Adinda anakku pertama yang sangat aku
sayangi. Sekarang sudah berumur 3 tahun dan tinggal bersama neneknya di
Kuningan. Istriku dan Aku berpisah, istri kerja di Bandung Kota sedangkan aku
sekarang terdampar di kabupaten Bandung. 2 Jam setengah jika memakai kendaraan
umum. Sepeda motor aku belum mampu untuk membeli atau kredit. Sudah satu tahun
Anakku bersama dengan neneknya dan sudah satu tahun juga aku belum bertemu
dengannya. Rasa kerinduan dan cemas terus menghantui ku sepanjang hari.

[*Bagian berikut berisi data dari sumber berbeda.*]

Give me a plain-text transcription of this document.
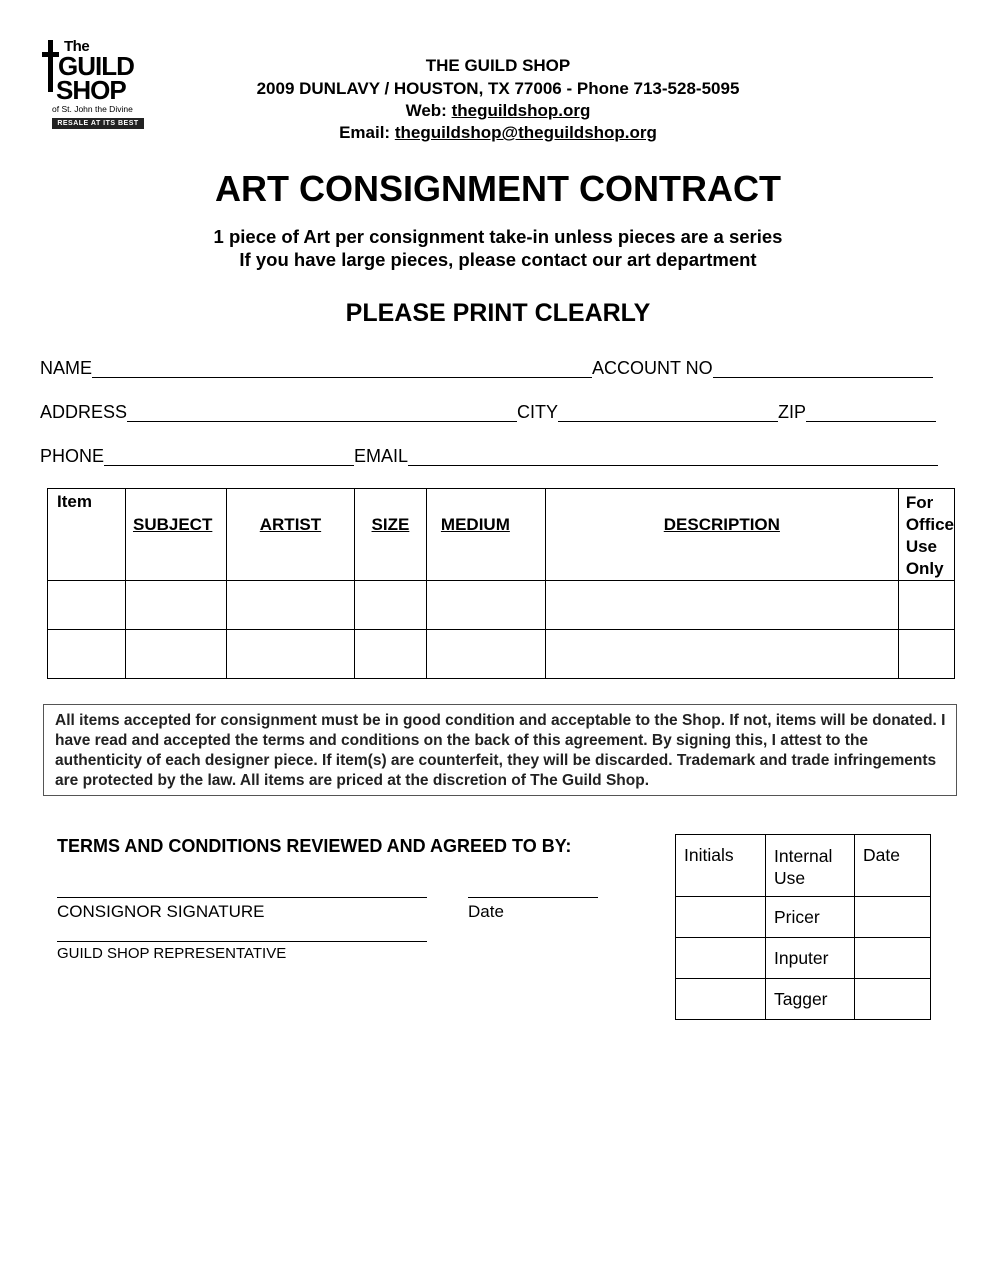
The
GUILD
SHOP
of St. John the Divine
RESALE AT ITS BEST
THE GUILD SHOP
2009 DUNLAVY / HOUSTON, TX 77006 - Phone 713-528-5095
Web: theguildshop.org
Email: theguildshop@theguildshop.org
ART CONSIGNMENT CONTRACT
1 piece of Art per consignment take-in unless pieces are a series
If you have large pieces, please contact our art department
PLEASE PRINT CLEARLY
NAME	ACCOUNT NO
ADDRESS	CITY	ZIP
PHONE	EMAIL
Item	SUBJECT	ARTIST	SIZE	MEDIUM	DESCRIPTION	For Office Use Only

All items accepted for consignment must be in good condition and acceptable to the Shop. If not, items will be donated. I have read and accepted the terms and conditions on the back of this agreement. By signing this, I attest to the authenticity of each designer piece. If item(s) are counterfeit, they will be discarded. Trademark and trade infringements are protected by the law. All items are priced at the discretion of The Guild Shop.
TERMS AND CONDITIONS REVIEWED AND AGREED TO BY:
CONSIGNOR SIGNATURE	Date
GUILD SHOP REPRESENTATIVE
Initials	Internal Use	Date
	Pricer	
	Inputer	
	Tagger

Maklum
neneknya sudah sangat tua dan takut terbebani sehingga tidak mampu mengkontrol
kelakuan anakku yang sedang nakal nakalnya.
Hal
ini tentu saja mempengaruhi performance ku di tempat kerja. Aku masih sering
melamun apalagi ketika sedang mempehatikan anak kecil bersama dengan orang tua
masuk kedalam tokoku. Hal ini sudah tidak sangat terbendung lagi. Keinginan
untuk resign dari perkerjaan kemungkinan alternatif terakhir yang akan aku
ambil, maklum aku masih belum banyak pengalaman berkerja sedangkan pada saat
ini mencari kerja sangat sulit sekali. Apalagi jika berpikir untuk kembali ke
Cirebon daerah yang dekat dengan Kota Kecil Kuningan, lowongan perkerjaan
disana sangat kecil dan sedikit sekali. Ketika pada akhirnya aku di panggil ke
pusat untuk training terakhir. Disana kebetulan akumendapat info bahwa Cirebon
membutuhkan Personel Training Manajemen Toko, aku pun mengutarakan niatku untuk
pindah lokasi ke Cirebon. Tanpa pikir panjang pun aku langsung mengajukan diri,
rupanya doaku selama ini terkabul oleh Allah.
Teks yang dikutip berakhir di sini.